There are no details about recreation in this essay, the object here being mainly to show the worth of recreation, and to defend it against objections from the over-busy and the over-strict. The sense of the beautiful, the desire for comprehending Nature, the love of personal skill and prowess, are not things implanted in men merely to be absorbed in producing and distributing the objects of our most obvious animal wants. If civilisation required this, civilisation would be a failure. Still less should we fancy that we are serving the cause of godliness when we are discouraging recreation. Let us be hearty in our pleasures, as in our work, and not think that the gracious Being Who has made us so open-hearted to delight, looks with dissatisfaction at our enjoyment, as a hard taskmaster might, who in the glee of his slaves could see only a hindrance to their profitable working. And with reference to our individual cultivation, we may remember that we are not here to promote incalculable quantities of law, physic, or manufactured goods, but to become men—not narrow pedants, but wide-seeing, mind-travelled men. Who are the men of history to be admired most? Those whom most things became—who could be weighty in debate, of much device in council, considerate in a sick-room, genial at a feast, joyous at a festival, capable of discourse with many minds, large-souled, not to be shrivelled up into any one form, fashion, or temperament. Their contemporaries would have told us that men might have various accomplishments and hearty enjoyments, and not for that be the less effective in business, or less active in benevolence. I distrust the wisdom of asceticism as much as I do that of sensuality; Simeon Stylites no less than Sardanapalus.

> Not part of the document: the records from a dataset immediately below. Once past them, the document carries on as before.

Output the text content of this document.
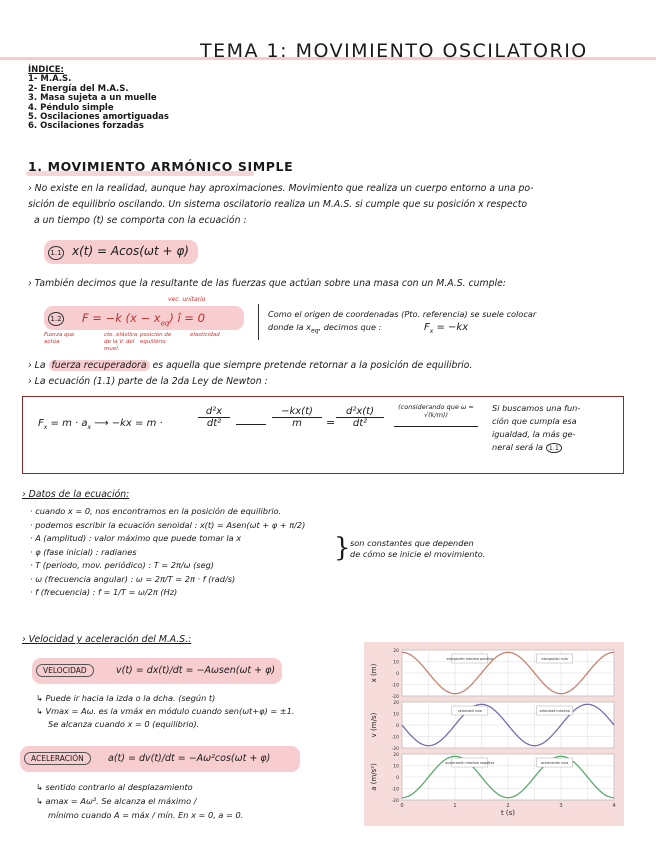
TEMA 1: MOVIMIENTO OSCILATORIO
ÍNDICE:
1- M.A.S.
2- Energía del M.A.S.
3. Masa sujeta a un muelle
4. Péndulo simple
5. Oscilaciones amortiguadas
6. Oscilaciones forzadas
1. MOVIMIENTO ARMÓNICO SIMPLE
› No existe en la realidad, aunque hay aproximaciones. Movimiento que realiza un cuerpo entorno a una po-
sición de equilibrio oscilando. Un sistema oscilatorio realiza un M.A.S. si cumple que su posición x respecto
a un tiempo (t) se comporta con la ecuación :
1.1 x(t) = Acos(ωt + φ)
› También decimos que la resultante de las fuerzas que actúan sobre una masa con un M.A.S. cumple:
1.2 F = −k $(x - x_{eq})$ î = 0
vec. unitario
Fuerza que actúa
cte. elástica de la V. del muel.
posición de equilibrio
elasticidad
Como el origen de coordenadas (Pto. referencia) se suele colocar
donde la $x_{eq}$, decimos que :	$F_x = -kx$
› La fuerza recuperadora es aquella que siempre pretende retornar a la posición de equilibrio.
› La ecuación (1.1) parte de la 2da Ley de Newton :
$F_x = m \cdot a_x$ ⟶ −kx = m ·	$\frac{\text{d²x}}{\text{dt²}}$	$\frac{-kx(t)}{m} = \frac{\text{d²x(t)}}{\text{dt²}}$	(considerando que ω = √(k/m))
Si buscamos una fun-
ción que cumpla esa
igualdad, la más ge-
neral será la 1.1
› Datos de la ecuación:
· cuando x = 0, nos encontramos en la posición de equilibrio.
· podemos escribir la ecuación senoidal : x(t) = Asen(ωt + φ + π/2)
· A (amplitud) : valor máximo que puede tomar la x
· φ (fase inicial) : radianes
· T (periodo, mov. periódico) : T = 2π/ω (seg)
· ω (frecuencia angular) : ω = 2π/T = 2π · f (rad/s)
· f (frecuencia) : f = 1/T = ω/2π (Hz)
} son constantes que dependen
de cómo se inicie el movimiento.
› Velocidad y aceleración del M.A.S.:
VELOCIDAD	v(t) = dx(t)/dt = −Aωsen(ωt + φ)
↳ Puede ir hacia la izda o la dcha. (según t)
↳ Vmax = Aω. es la vmáx en módulo cuando sen(ωt+φ) = ±1.
Se alcanza cuando x = 0 (equilibrio).
ACELERACIÓN	a(t) = dv(t)/dt = −Aω²cos(ωt + φ)
↳ sentido contrario al desplazamiento
↳ amax = Aω². Se alcanza el máximo /
mínimo cuando A = máx / mín. En x = 0, a = 0.
20
10
0
-10
-20
x (m)
elongación máxima positiva	elongación nula
20
10
0
-10
-20
v (m/s)
velocidad nula	velocidad máxima
20
10
0
-10
-20
a (m/s²)
aceleración máxima negativa	aceleración nula
0	1	2	3	4
t (s)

Ellesmere. You alluded to Schiller at the beginning of the essay: can you show me his own words? I have a lawyer’s liking for the best evidence.
Milverton. When we go in, I will show you some passages which bear me out in what I have made him say—at least, if the translation is faithful. [53]
Ellesmere. I have had a great respect for Schiller ever since I heard that saying of his about death, “Death cannot be an evil, for it is universal.”
Dunsford. Very noble and full of faith.
Ellesmere. Touching the essay, I like it well enough; but, perhaps, people will expect to find more about recreation itself—not only about the good of it, but what it is, and how it is to be got.
Milverton. I do not incline to go into detail about the matter. The object was to say something for the respectability of recreation, not to write a chapter of a book of sports. People must find out their own ways of amusing themselves.
Ellesmere. I will tell you what is the paramount thing to be attended to in all amusements—that they should be short. Moralists are always talking about “short-lived” pleasures: would that they were!
Dunsford. Hesiod told the world, some two thousand years ago, how much greater the half is than the whole.
Ellesmere. Dinner-givers and managers of theatres should forthwith be made aware of that fact. What a sacrifice of good things, and of the patience and comfort of human beings, a cumbrous modern dinner is! I always long to get up and walk about.